The reachable area is bounded inside one trapped region.
Complexity Analysis
| Measure | Complexity | Explanation |
|---|---|---|
| Time | O(nm) | Each original-grid cell is processed at most once before either termination or rejection |
| Space | O(nm) | The visited table stores one coordinate pair per cell |
The grid contains at most 2.25 million cells, so linear complexity is necessary. The solution performs only constant work per reachable cell and fits comfortably within the limits.
Test Cases
# helper: run solution on input string, return output string
import sys
import io
def run(inp: str) -> str:
sys.stdin = io.StringIO(inp)
input = sys.stdin.readline
sys.setrecursionlimit(1 << 25)
n, m = map(int, input().split())
grid = []
sx = sy = -1
for i in range(n):
row = input().strip()
grid.append(row)
for j, ch in enumerate(row):
if ch == 'S':
sx, sy = i, j
visited = [[None] * m for _ in range(n)]
dirs = [(-1, 0), (1, 0), (0, -1), (0, 1)]
def dfs(x, y):
rx = x % n
ry = y % m
if grid[rx][ry] == '#':
return False
if visited[rx][ry] is not None:
px, py = visited[rx][ry]
if px != x or py != y:
return True
return False
visited[rx][ry] = (x, y)
for dx, dy in dirs:
if dfs(x + dx, y + dy):
return True
return False
return "Yes\n" if dfs(sx, sy) else "No\n"
# provided sample
assert run(
"""5 4
##.#
##S#
#..#
#.##
#..#
"""
) == "Yes\n", "sample 1"
# minimum grid
assert run(
"""1 1
S
"""
) == "Yes\n", "single open cell repeats forever"
# fully trapped
assert run(
"""3 3
###
#S#
###
"""
) == "No\n", "completely enclosed"
# corridor blocked between copies
assert run(
"""1 3
S##
"""
) == "No\n", "cannot cross tile boundary"
# open strip
assert run(
"""1 2
S.
"""
) == "Yes\n", "infinite horizontal movement"
| Test input | Expected output | What it validates |
|---|---|---|
1x1 open grid |
Yes |
Re-entering the same tile through another copy |
| Fully enclosed start | No |
No reachable escape path |
S## |
No |
Crossing tile boundaries may still be impossible |
S. |
Yes |
Simple infinite translation case |
Edge Cases
Consider the smallest possible grid:
1 1
S
The single cell repeats infinitely in all directions.
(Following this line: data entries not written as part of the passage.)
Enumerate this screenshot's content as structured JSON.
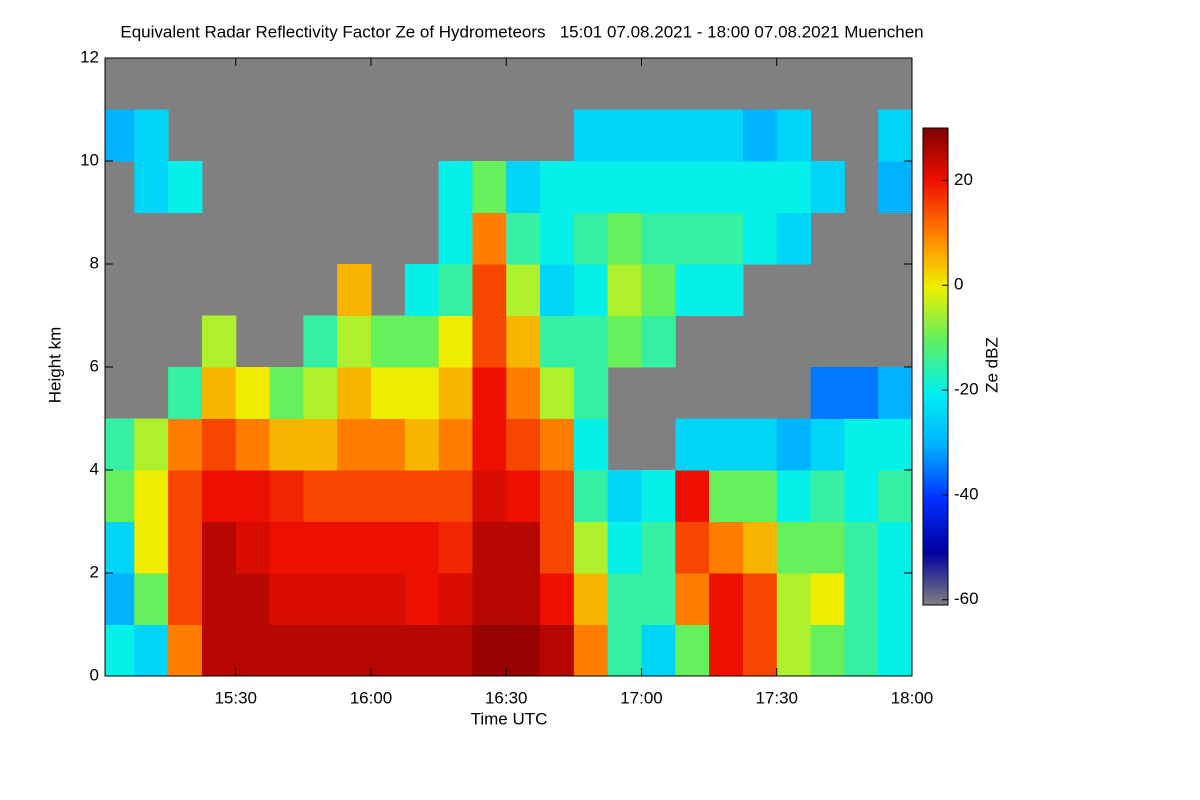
{
  "chart_data": {
    "type": "heatmap",
    "title": "Equivalent Radar Reflectivity Factor Ze of Hydrometeors   15:01 07.08.2021 - 18:00 07.08.2021 Muenchen",
    "xlabel": "Time UTC",
    "ylabel": "Height km",
    "colorbar_label": "Ze dBZ",
    "xlim": [
      901,
      1080
    ],
    "xticks": [
      {
        "value": 930,
        "label": "15:30"
      },
      {
        "value": 960,
        "label": "16:00"
      },
      {
        "value": 990,
        "label": "16:30"
      },
      {
        "value": 1020,
        "label": "17:00"
      },
      {
        "value": 1050,
        "label": "17:30"
      },
      {
        "value": 1080,
        "label": "18:00"
      }
    ],
    "ylim": [
      0,
      12
    ],
    "yticks": [
      0,
      2,
      4,
      6,
      8,
      10,
      12
    ],
    "clim": [
      -61,
      30
    ],
    "cticks": [
      20,
      0,
      -20,
      -40,
      -60
    ],
    "background": "#808080",
    "colormap": [
      "#808080",
      "#0000a0",
      "#0030ff",
      "#00b0ff",
      "#00f0f0",
      "#60f060",
      "#f0f000",
      "#ff8000",
      "#ee1000",
      "#800000"
    ],
    "xbins": [
      900,
      907.5,
      915,
      922.5,
      930,
      937.5,
      945,
      952.5,
      960,
      967.5,
      975,
      982.5,
      990,
      997.5,
      1005,
      1012.5,
      1020,
      1027.5,
      1035,
      1042.5,
      1050,
      1057.5,
      1065,
      1072.5,
      1080
    ],
    "ybins": [
      0,
      1,
      2,
      3,
      4,
      5,
      6,
      7,
      8,
      9,
      10,
      11,
      12
    ],
    "z": [
      [
        -20,
        -25,
        10,
        25,
        25,
        25,
        25,
        25,
        25,
        25,
        25,
        28,
        28,
        25,
        10,
        -15,
        -25,
        -10,
        20,
        15,
        -5,
        -10,
        -15,
        -20
      ],
      [
        -30,
        -10,
        15,
        25,
        25,
        22,
        22,
        22,
        22,
        20,
        22,
        25,
        25,
        20,
        5,
        -15,
        -15,
        10,
        20,
        15,
        -5,
        0,
        -15,
        -20
      ],
      [
        -25,
        0,
        15,
        25,
        22,
        20,
        20,
        20,
        20,
        20,
        18,
        25,
        25,
        15,
        -5,
        -20,
        -15,
        15,
        10,
        5,
        -10,
        -10,
        -15,
        -20
      ],
      [
        -10,
        0,
        15,
        20,
        20,
        18,
        15,
        15,
        15,
        15,
        15,
        22,
        20,
        15,
        -15,
        -25,
        -20,
        20,
        -10,
        -10,
        -20,
        -15,
        -20,
        -15
      ],
      [
        -15,
        -5,
        10,
        15,
        10,
        5,
        5,
        10,
        10,
        5,
        10,
        20,
        15,
        10,
        -20,
        null,
        null,
        -25,
        -25,
        -25,
        -30,
        -25,
        -20,
        -20
      ],
      [
        null,
        null,
        -15,
        5,
        0,
        -10,
        -5,
        5,
        0,
        0,
        5,
        20,
        10,
        -5,
        -15,
        null,
        null,
        null,
        null,
        null,
        null,
        -35,
        -35,
        -30
      ],
      [
        null,
        null,
        null,
        -5,
        null,
        null,
        -15,
        -5,
        -10,
        -10,
        0,
        15,
        5,
        -15,
        -15,
        -10,
        -15,
        null,
        null,
        null,
        null,
        null,
        null,
        null
      ],
      [
        null,
        null,
        null,
        null,
        null,
        null,
        null,
        5,
        null,
        -20,
        -15,
        15,
        -5,
        -25,
        -20,
        -5,
        -10,
        -20,
        -20,
        null,
        null,
        null,
        null,
        null
      ],
      [
        null,
        null,
        null,
        null,
        null,
        null,
        null,
        null,
        null,
        null,
        -20,
        10,
        -15,
        -20,
        -15,
        -10,
        -15,
        -15,
        -15,
        -20,
        -25,
        null,
        null,
        null
      ],
      [
        null,
        -25,
        -20,
        null,
        null,
        null,
        null,
        null,
        null,
        null,
        -20,
        -10,
        -25,
        -20,
        -20,
        -20,
        -20,
        -20,
        -20,
        -20,
        -20,
        -25,
        null,
        -30
      ],
      [
        -30,
        -25,
        null,
        null,
        null,
        null,
        null,
        null,
        null,
        null,
        null,
        null,
        null,
        null,
        -25,
        -25,
        -25,
        -25,
        -25,
        -30,
        -25,
        null,
        null,
        -25
      ],
      [
        null,
        null,
        null,
        null,
        null,
        null,
        null,
        null,
        null,
        null,
        null,
        null,
        null,
        null,
        null,
        null,
        null,
        null,
        null,
        null,
        null,
        null,
        null,
        null
      ]
    ]
  }
}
Starting from (0,0), moving up reaches (-1,0), which maps back to (0,0).
The algorithm first stores:
visited[0][0] = (0,0)
Later it reaches:
(-1,0)
which maps to the same tile cell but has different infinite coordinates. The algorithm correctly prints "Yes".
Now consider a trapped configuration:
3 3
###
#S#
###
The DFS explores only (1,1). Every neighboring cell is a wall after modulo mapping. No second infinite coordinate ever reaches the same tile cell, so traversal ends and the answer is "No".
Finally, consider wrapping through negative coordinates:
1 2
S.
Moving left from (0,0) gives (0,-1). Python computes:
-1 % 2 == 1
so the mapped position becomes (0,1), exactly the neighboring tile cell in the copy to the left.
Incorrect modulo handling would either crash or map to an invalid column, producing the wrong answer.